Les chefs d'Etats présents et absents — Funérailles de Castro

10 Décembre, 2016, 02:04 | Auteur: Lynn Cook

Une "cérémonie de masse" à laquelle ont été conviés la communauté diplomatique et les chefs d'Etats étrangers se tiendra mardi soir à La Havane pour rendre hommage à Fidel Castro, décédé vendredi à 90 ans, selon des sources diplomatiques.

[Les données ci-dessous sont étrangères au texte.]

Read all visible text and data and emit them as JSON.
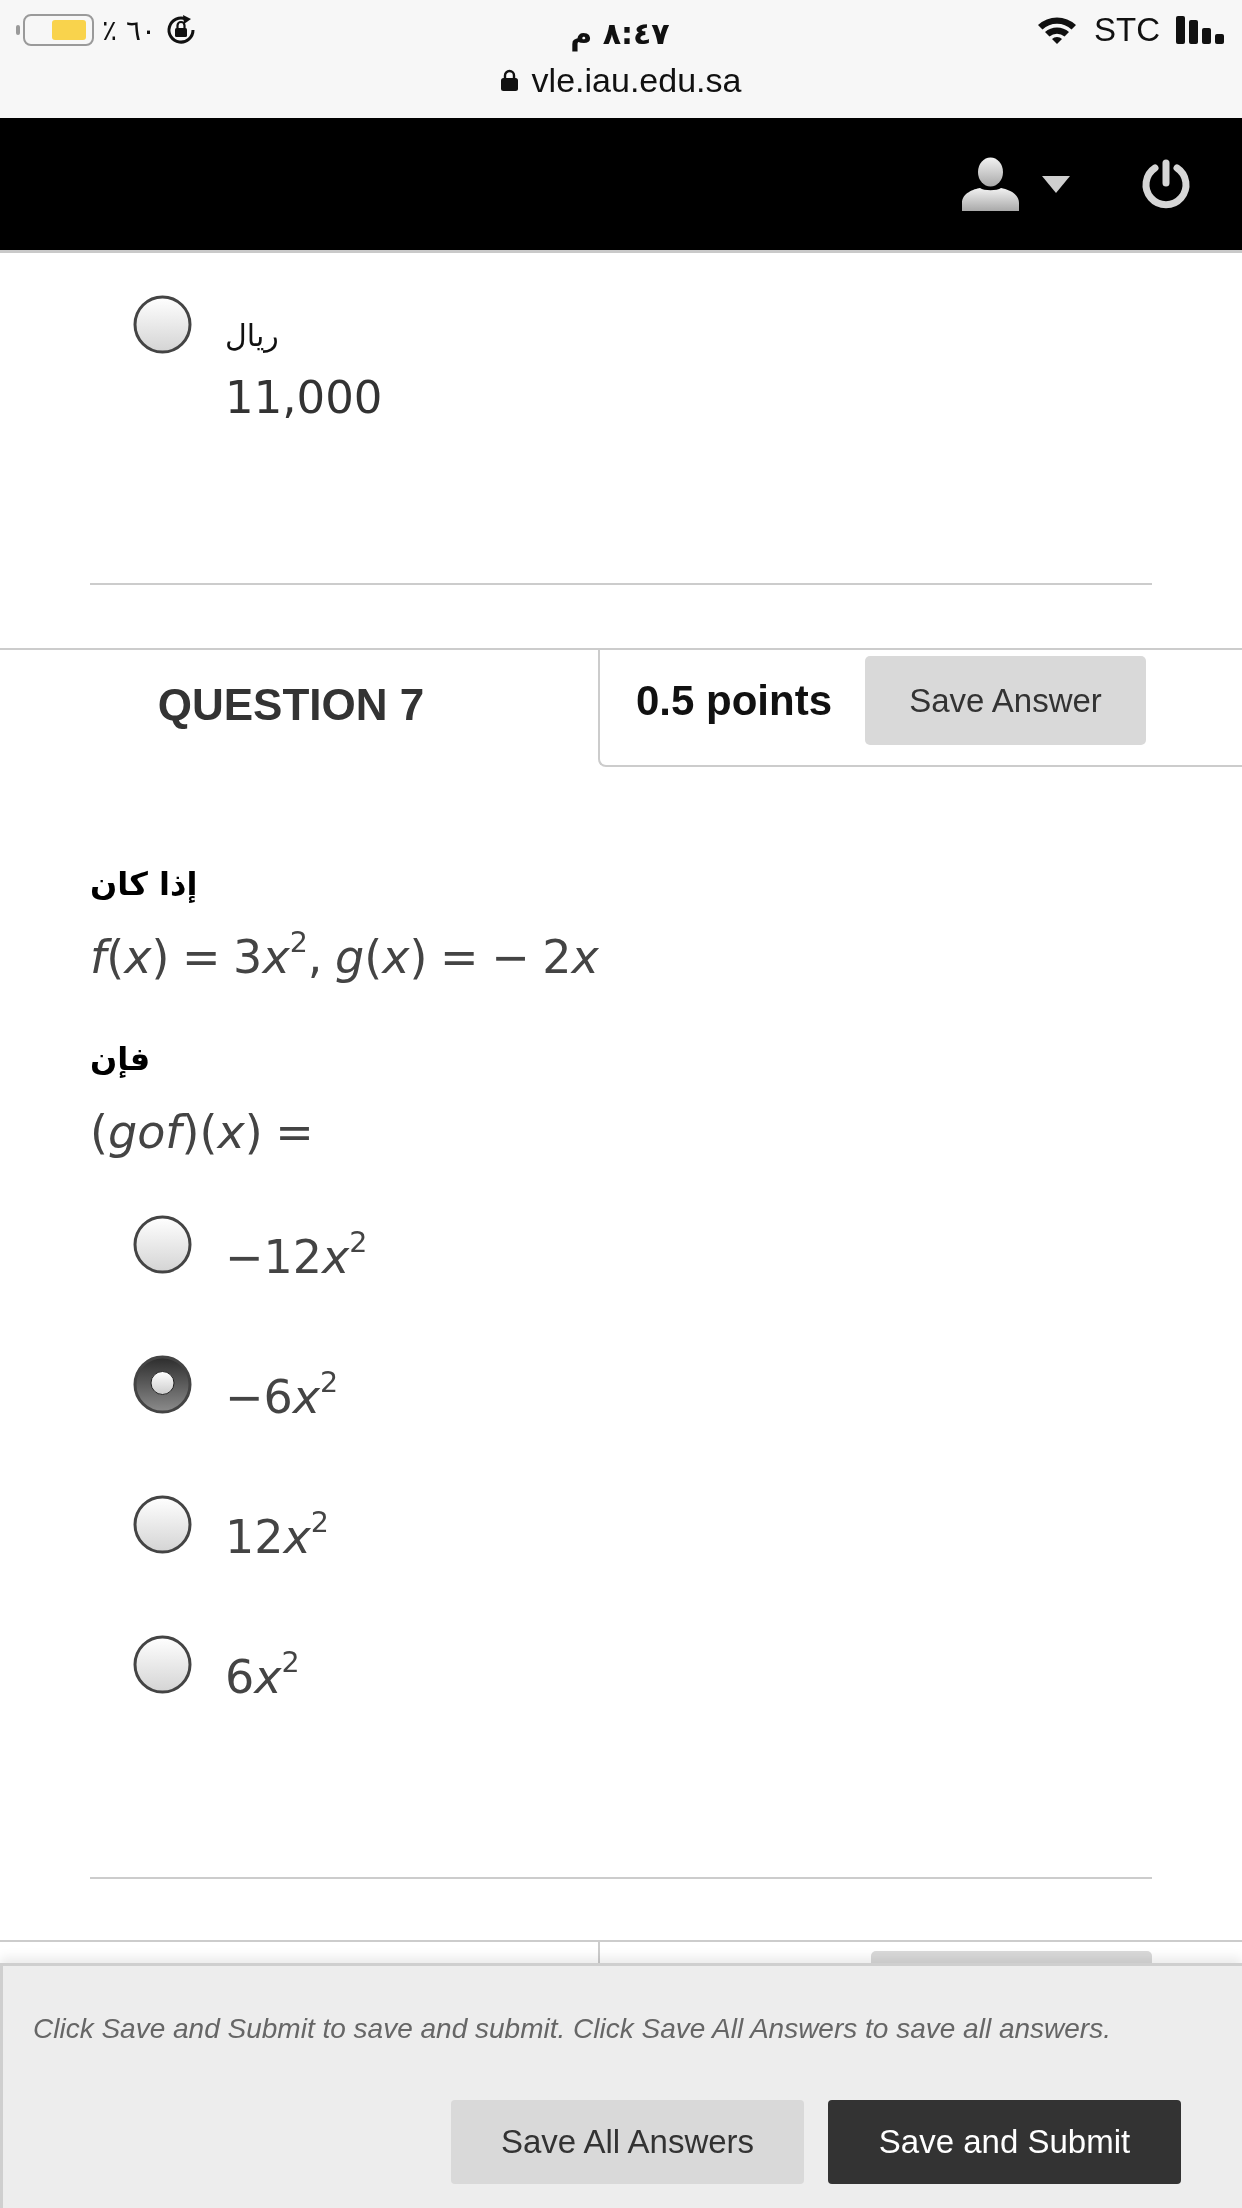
{
  "status_bar": {
    "battery_text": "٪ ٦٠",
    "time": "٨:٤٧ م",
    "carrier": "STC",
    "url": "vle.iau.edu.sa"
  },
  "previous_question": {
    "options": [
      {
        "lines": [
          "ريال",
          "11,000"
        ],
        "selected": false
      }
    ]
  },
  "question": {
    "title": "QUESTION 7",
    "points": "0.5 points",
    "save_button": "Save Answer",
    "prompt": [
      {
        "kind": "label",
        "text": "إذا كان"
      },
      {
        "kind": "math",
        "parts": [
          {
            "kind": "variable",
            "text": "f"
          },
          {
            "kind": "plain",
            "text": "("
          },
          {
            "kind": "variable",
            "text": "x"
          },
          {
            "kind": "plain",
            "text": ") = 3"
          },
          {
            "kind": "variable",
            "text": "x"
          },
          {
            "kind": "plain",
            "text": "$^{2}$, "
          },
          {
            "kind": "variable",
            "text": "g"
          },
          {
            "kind": "plain",
            "text": "("
          },
          {
            "kind": "variable",
            "text": "x"
          },
          {
            "kind": "plain",
            "text": ") = − 2"
          },
          {
            "kind": "variable",
            "text": "x"
          }
        ]
      },
      {
        "kind": "label",
        "text": "فإن"
      },
      {
        "kind": "math",
        "parts": [
          {
            "kind": "plain",
            "text": "("
          },
          {
            "kind": "variable",
            "text": "gof"
          },
          {
            "kind": "plain",
            "text": ")("
          },
          {
            "kind": "variable",
            "text": "x"
          },
          {
            "kind": "plain",
            "text": ") ="
          }
        ]
      }
    ],
    "options": [
      {
        "parts": [
          {
            "kind": "plain",
            "text": "−12"
          },
          {
            "kind": "variable",
            "text": "x"
          },
          {
            "kind": "plain",
            "text": "$^{2}$"
          }
        ],
        "selected": false
      },
      {
        "parts": [
          {
            "kind": "plain",
            "text": "−6"
          },
          {
            "kind": "variable",
            "text": "x"
          },
          {
            "kind": "plain",
            "text": "$^{2}$"
          }
        ],
        "selected": true
      },
      {
        "parts": [
          {
            "kind": "plain",
            "text": "12"
          },
          {
            "kind": "variable",
            "text": "x"
          },
          {
            "kind": "plain",
            "text": "$^{2}$"
          }
        ],
        "selected": false
      },
      {
        "parts": [
          {
            "kind": "plain",
            "text": "6"
          },
          {
            "kind": "variable",
            "text": "x"
          },
          {
            "kind": "plain",
            "text": "$^{2}$"
          }
        ],
        "selected": false
      }
    ]
  },
  "footer": {
    "instructions": "Click Save and Submit to save and submit. Click Save All Answers to save all answers.",
    "buttons": [
      {
        "label": "Save All Answers",
        "kind": "secondary"
      },
      {
        "label": "Save and Submit",
        "kind": "primary"
      }
    ]
  }
}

Du 2 au 8 janvier 1959, à bord de sa "Caravane de la liberté", Fidel Castro avait traversé le pays en triomphateur, dans la foulée de la fuite à l'étranger du dictateur Fulgencio Batista, acculé à La Havane par les troupes castristes, alors que le père de la révolution prenait le contrôle de Santiago de Cuba.

Point culminant de ces célébrations, les funérailles du "Comandante", personnage unique qui a tenu tête aux Etats-Unis, qui a forgé l'identité de cette île caribéenne et l'a fait entrer dans les livres d'Histoire, se dérouleront le dimanche 4 décembre à Santiago de Cuba, dans l'est, berceau de la Révolution. Après avoir fait étape pour la nuit le convoi doit poursuivre sa route vers l'est et successivement passer par Sancti Spiritus, Camagüey, Las Tunas, Holguin, située près de son village natal de Biran, puis Bayamo et Santiago de Cuba samedi. "Où est Fidel? ", s'est exclamé à la tribune le président nicaraguayen, Daniel Ortega. "Ici!", a répondu la foule d'une seule voix, résumant la tonalité de la soirée, vouée à souligner que la mort du "Comandante" n'est qu'une "mort physique", comme l'ont beaucoup répété les médias d'Etat cubains ces derniers jours.

L'ancien roi d'Espagne Juan Carlos représentait son fils, le roi Felipe VI, tandis que l'ex-président uruguayen Jose Mujica était lui aussi du voyage. Ils ont tenté de le tuer de mille manières, mais plus de dix présidents américains n'y sont pas parvenus.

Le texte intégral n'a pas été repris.